Posted by: David Cohen at February 26, 2004 9:54 AMI completely agee with Buttercup. My mother never got to complete college and there was never any question that I would not only be going, but that I was to be a "career woman." It makes my mother absolutely nuts that I actually enjoy my time with my children and resent that I have to work as much as I do (they forget to explain the part that the career comes with a lot of educational loans that must be paid back!) And when I mentioned the possibility of a 4th child, I think her head actually spun around! I'm also reminded of a conversation I had with one of my Ph.D. neighbors who had only 1 child because she wanted to get tenure and having more.kids would have set her back.
There has to be some acceptable middle ground between women being uneducated and wholly at the mercy of men and women "educated" to the point that it becomes to inconvenient to their career so that they stop having children.
And I'm getting my daughter that Easy-Bake oven that I was never allowed to have (although not because it wasn't educational; my parents thought it wasn't safe!)
What alternative is there to allowing women to make their own decisions?
I think we are seeing the middle ground now. A great many women have seen an alternative, and aren't all that thrilled with it.
Better to be doing something because you want to, not because you are forced to.
Posted by: Jeff Guinn at February 26, 2004 8:09 PMLetting their children decide?
Posted by: oj at February 26, 2004 9:28 PMoj:
True, but you don't get to determine everyone's end, only your own and anyone you can convince.
Buttercup:
Freedom is freedom.

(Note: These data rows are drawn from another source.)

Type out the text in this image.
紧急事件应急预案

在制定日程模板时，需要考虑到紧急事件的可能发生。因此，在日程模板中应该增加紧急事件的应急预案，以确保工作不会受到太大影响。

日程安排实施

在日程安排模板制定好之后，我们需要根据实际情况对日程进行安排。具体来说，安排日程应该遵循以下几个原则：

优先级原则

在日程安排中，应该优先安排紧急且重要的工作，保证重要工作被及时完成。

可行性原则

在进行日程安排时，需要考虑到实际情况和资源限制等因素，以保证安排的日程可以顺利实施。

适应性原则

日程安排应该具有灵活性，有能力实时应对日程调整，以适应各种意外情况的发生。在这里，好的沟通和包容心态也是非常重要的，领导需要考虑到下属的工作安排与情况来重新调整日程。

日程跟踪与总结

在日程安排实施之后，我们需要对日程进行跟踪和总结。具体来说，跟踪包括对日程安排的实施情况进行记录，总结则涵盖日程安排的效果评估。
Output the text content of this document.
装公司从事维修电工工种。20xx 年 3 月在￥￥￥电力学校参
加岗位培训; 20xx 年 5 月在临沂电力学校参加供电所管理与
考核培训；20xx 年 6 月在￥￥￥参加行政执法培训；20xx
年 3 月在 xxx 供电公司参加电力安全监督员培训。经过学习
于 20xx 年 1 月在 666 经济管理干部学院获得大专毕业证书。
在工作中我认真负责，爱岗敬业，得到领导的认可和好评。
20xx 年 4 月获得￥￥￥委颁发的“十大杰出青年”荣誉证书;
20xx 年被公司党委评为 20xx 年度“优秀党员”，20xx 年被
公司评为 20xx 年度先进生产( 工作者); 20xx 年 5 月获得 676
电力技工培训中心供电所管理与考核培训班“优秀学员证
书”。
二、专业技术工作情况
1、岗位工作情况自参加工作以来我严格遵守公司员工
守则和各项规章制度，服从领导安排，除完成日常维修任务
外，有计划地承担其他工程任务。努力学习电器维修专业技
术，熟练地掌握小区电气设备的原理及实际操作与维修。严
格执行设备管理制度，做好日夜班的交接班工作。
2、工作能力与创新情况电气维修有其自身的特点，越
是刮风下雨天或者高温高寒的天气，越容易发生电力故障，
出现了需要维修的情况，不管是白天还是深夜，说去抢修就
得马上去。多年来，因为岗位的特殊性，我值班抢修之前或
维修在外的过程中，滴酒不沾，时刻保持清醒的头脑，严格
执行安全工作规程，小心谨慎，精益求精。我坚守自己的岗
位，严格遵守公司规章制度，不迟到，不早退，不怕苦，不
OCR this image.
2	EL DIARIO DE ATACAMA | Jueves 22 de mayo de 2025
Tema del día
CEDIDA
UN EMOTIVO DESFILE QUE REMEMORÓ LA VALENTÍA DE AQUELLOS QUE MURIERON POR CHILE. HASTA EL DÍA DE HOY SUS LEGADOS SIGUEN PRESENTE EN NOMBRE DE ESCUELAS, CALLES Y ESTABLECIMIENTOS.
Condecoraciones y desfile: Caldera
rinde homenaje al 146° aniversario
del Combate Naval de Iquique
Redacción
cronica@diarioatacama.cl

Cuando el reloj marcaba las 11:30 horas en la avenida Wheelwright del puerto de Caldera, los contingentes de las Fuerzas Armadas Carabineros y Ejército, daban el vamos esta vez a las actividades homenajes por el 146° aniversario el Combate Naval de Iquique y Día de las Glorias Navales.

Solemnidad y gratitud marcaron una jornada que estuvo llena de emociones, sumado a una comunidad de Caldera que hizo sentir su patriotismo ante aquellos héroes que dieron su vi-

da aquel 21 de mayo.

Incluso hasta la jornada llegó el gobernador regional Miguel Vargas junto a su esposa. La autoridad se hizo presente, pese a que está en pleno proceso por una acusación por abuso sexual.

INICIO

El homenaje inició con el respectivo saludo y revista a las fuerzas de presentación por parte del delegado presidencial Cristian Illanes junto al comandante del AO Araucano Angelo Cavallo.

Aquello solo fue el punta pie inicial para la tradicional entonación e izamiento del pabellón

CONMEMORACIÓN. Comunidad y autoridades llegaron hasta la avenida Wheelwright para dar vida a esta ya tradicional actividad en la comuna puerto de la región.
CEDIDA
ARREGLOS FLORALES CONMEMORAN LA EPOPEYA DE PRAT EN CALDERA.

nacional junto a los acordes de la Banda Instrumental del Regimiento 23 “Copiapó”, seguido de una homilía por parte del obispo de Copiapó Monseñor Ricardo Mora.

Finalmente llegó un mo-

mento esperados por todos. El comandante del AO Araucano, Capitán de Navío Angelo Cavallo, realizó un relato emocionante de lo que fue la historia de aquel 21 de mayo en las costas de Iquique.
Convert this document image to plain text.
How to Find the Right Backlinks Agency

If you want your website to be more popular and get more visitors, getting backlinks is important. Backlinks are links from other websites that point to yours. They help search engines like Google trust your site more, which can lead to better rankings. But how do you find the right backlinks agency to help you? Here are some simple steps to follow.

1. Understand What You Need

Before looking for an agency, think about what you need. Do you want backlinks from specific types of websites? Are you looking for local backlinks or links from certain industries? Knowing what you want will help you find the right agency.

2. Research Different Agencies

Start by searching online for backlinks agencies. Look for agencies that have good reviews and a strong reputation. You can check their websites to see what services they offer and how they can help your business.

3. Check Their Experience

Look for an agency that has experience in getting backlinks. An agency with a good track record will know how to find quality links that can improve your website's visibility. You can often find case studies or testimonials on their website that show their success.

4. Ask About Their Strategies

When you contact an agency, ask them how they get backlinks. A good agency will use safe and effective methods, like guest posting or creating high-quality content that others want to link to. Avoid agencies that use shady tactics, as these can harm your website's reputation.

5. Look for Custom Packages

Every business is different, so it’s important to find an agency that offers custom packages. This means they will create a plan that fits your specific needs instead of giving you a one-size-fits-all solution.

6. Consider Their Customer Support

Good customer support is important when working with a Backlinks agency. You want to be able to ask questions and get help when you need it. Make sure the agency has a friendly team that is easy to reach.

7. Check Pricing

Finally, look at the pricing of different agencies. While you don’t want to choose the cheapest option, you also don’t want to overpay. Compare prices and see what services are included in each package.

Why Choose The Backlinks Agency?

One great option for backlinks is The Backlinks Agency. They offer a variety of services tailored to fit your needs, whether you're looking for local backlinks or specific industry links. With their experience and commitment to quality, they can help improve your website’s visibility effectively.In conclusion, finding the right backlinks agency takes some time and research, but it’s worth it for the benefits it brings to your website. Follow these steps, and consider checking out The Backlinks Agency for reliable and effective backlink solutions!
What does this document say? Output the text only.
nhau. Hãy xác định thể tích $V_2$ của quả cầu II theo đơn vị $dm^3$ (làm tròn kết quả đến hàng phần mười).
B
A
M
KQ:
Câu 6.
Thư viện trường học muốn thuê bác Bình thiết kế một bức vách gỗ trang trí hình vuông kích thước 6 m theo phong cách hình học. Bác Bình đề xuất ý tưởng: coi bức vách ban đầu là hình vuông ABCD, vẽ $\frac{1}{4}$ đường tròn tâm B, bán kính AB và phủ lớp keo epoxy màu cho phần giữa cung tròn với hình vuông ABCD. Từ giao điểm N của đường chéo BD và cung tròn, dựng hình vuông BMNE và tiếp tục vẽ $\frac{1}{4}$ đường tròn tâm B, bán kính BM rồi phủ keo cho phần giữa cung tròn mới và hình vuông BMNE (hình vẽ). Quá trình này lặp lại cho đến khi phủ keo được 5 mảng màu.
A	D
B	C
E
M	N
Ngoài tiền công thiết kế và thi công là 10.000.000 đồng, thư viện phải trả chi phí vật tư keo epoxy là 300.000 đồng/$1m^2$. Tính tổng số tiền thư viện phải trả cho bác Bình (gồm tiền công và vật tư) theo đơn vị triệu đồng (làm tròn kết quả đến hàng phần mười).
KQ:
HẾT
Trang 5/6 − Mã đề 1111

It's up to the individual to decide whether they'll accept responsibility, or not.
1. True.
2. No, the responsibility for that must fall squarely on those who decided to have kids, and then get divorced.
Michael:
Do we need to start listing the ends that society denies you a right to?
Posted by: oj at February 27, 2004 8:13 AMAs if that list constitutes a reason for society to deny anything in particular?
Posted by: Jeff Guinn at February 27, 2004 4:14 PMWe don't need a reason but we do reserve the right.